7 agosto 2015 Alvise Wollner

Gli scrittori hanno ucciso il cinema

Il cinema come l’abbiamo inteso durante tutto il corso del Novecento (e nei primi anni Duemila) è ufficialmente morto. O meglio, si è trasformato in qualcosa di nuovo e totalmente diverso, dal momento che la vera arte non muore mai, piuttosto si rigenera e diventa altro. Se il cinema che abbiamo conosciuto e apprezzato negli anni è ormai diventato un pallido simulacro di ciò che è stato in passato, la colpa (o il merito, a seconda dei punti di vista) va attribuita agli scrittori. Direte voi: ma gli scrittori ci sono sempre stati, anche e soprattutto durante l’età d’oro del cinema. Avete ragione, ma il grande cambiamento è iniziato quando gli scrittori hanno pensato di poter diventare i registi delle loro stesse opere e questa concezione è stata possibile solo grazie allo sviluppo delle serie televisive. Non ci vuole molto a capire che trasporre un libro (o una serie di libri) in un film di un’ora e mezza, limita e restringe enormemente il potere della carta stampata. Quello cioè di lasciare pieno potere all’immaginazione del lettore che dalle parole crea suggestioni che gli fanno vivere in prima persona il mondo descritto nel libro. Il film invece, non lascia niente all’immaginazione. Il film è la trasposizione visiva delle suggestioni che hanno colpito un regista. Ecco perché molte trasposizioni di classici della letteratura ci lasciano delusi quando li andiamo a guardare al cinema. Se il film però ha un tempo ben definito da rispettare, le serie tv possono per assurdo assumere una durata illimitata e raccontare nei dettagli tutte le vicende pensate e concepite dagli scrittori. Fateci caso: tutte le più importanti serie televisive degli ultimi anni nascono dalle idee di alcuni autori letterari che sono riusciti a mettere in secondo piano i registi in nome delle loro storie. Il più famoso è George R.R. Martin con il suo Game of thrones, ma anche Nick Pizzolatto e Beau Willimon autori di True detective e House of cards non sono affatto da meno.

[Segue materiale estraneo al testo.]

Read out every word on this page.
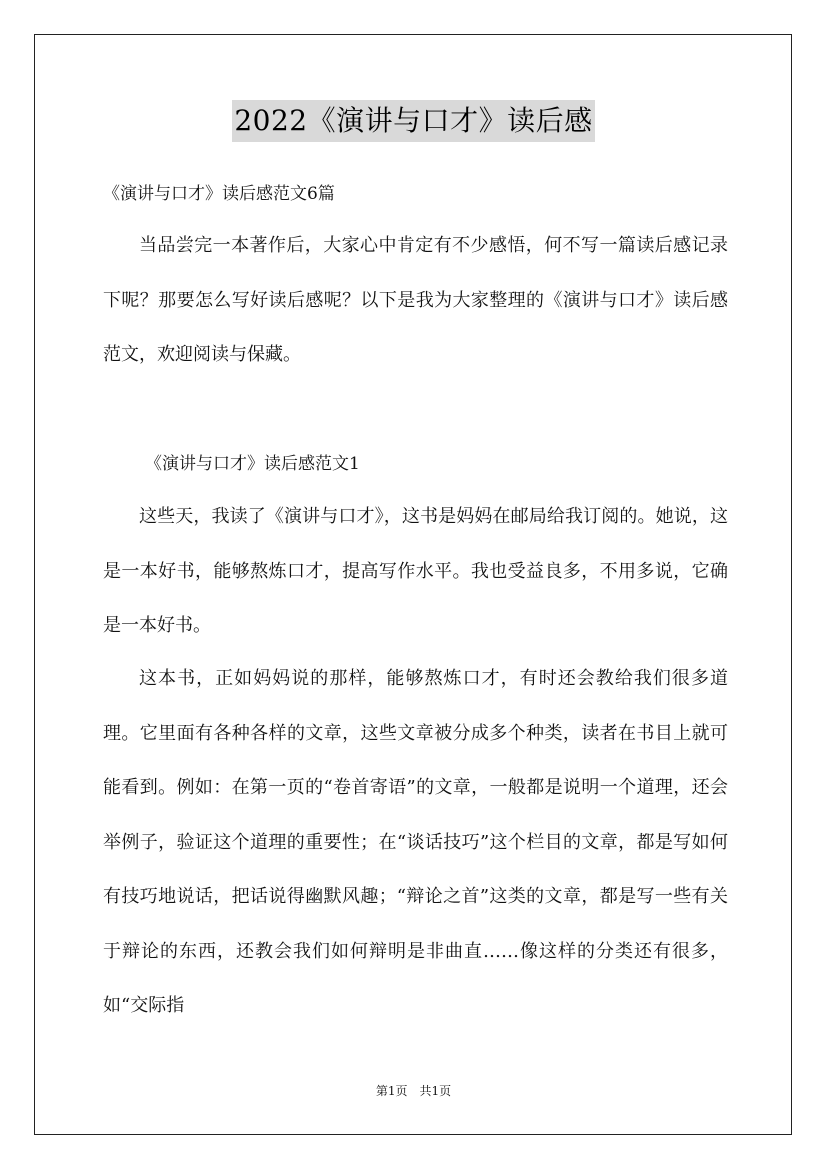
2022《演讲与口才》读后感
《演讲与口才》读后感范文6篇

当品尝完一本著作后，大家心中肯定有不少感悟，何不写一篇读后感记录下呢？那要怎么写好读后感呢？以下是我为大家整理的《演讲与口才》读后感范文，欢迎阅读与保藏。

《演讲与口才》读后感范文1

这些天，我读了《演讲与口才》，这书是妈妈在邮局给我订阅的。她说，这是一本好书，能够熬炼口才，提高写作水平。我也受益良多，不用多说，它确是一本好书。

这本书，正如妈妈说的那样，能够熬炼口才，有时还会教给我们很多道理。它里面有各种各样的文章，这些文章被分成多个种类，读者在书目上就可能看到。例如：在第一页的“卷首寄语”的文章，一般都是说明一个道理，还会举例子，验证这个道理的重要性；在“谈话技巧”这个栏目的文章，都是写如何有技巧地说话，把话说得幽默风趣；“辩论之首”这类的文章，都是写一些有关于辩论的东西，还教会我们如何辩明是非曲直……像这样的分类还有很多，如“交际指

第1页　共1页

Questi nomi, insieme a molti altri, rappresentano una nuova evoluzione dello scrittore in senso classico. Non sono più autori che si accontentano di scrivere storie cartacee, ma esigono che queste siano riprodotte secondo le loro idee sul piccolo schermo. Lo scrittore diventa così showrunner, una figura che non è solo uno sceneggiatore o un produttore. Questi nuovi personaggi assumono e licenziano, sviluppano la trama, riscrivono copioni, si occupano di budget e tengono i contatti con l’emittente televisiva, costruendo prodotti che assomigliano sempre più a lunghi libri visivi ma che hanno perso del tutto il contatto con il vero cinema. La serialità ha ucciso le pellicole del grande schermo, il dominio sempre più incontrastato di colossi come Netflix o Hbo sposterà tra un paio d’anni il focus dal grande schermo a piccole piattaforme multimediali come le smart tv, i tablet o i computer portatili. Andare al cinema diventerà lentamente obsoleto. Non è per forza un male, senza i cambiamenti non ci sarebbe il progresso, ma è incredibile notare come gli scrittori siano riusciti a destabilizzare nel profondo un’arte come il cinema, riuscendo a far prevalere il loro egocentrismo e l’amore per le loro storie sulla tecnica che le doveva trasporre in uno schermo. La carta stampata ha compromesso irrimediabilmente la pellicola, dimostrando che la parola e la capacità di sapere ideare e raccontare una storia, sono oggi ben più importanti del saper raccontare la vita attraverso una macchina da presa. Quello che conta non è più l’arte, ma l’entertainment, il riuscire a coinvolgere per più stagioni possibili uno spettatore, magari facendolo passare dalla tv al libro, raddoppiando i guadagni. E’ la storia che si evolve e fa il suo corso. Una fase di transizione strettamente legata al nostro presente, che in futuro avrà di sicuro nuovi e imprevedibili sviluppi proprio perché, come detto prima, l’arte non muore mai. Diventa semplicemente qualcos’altro.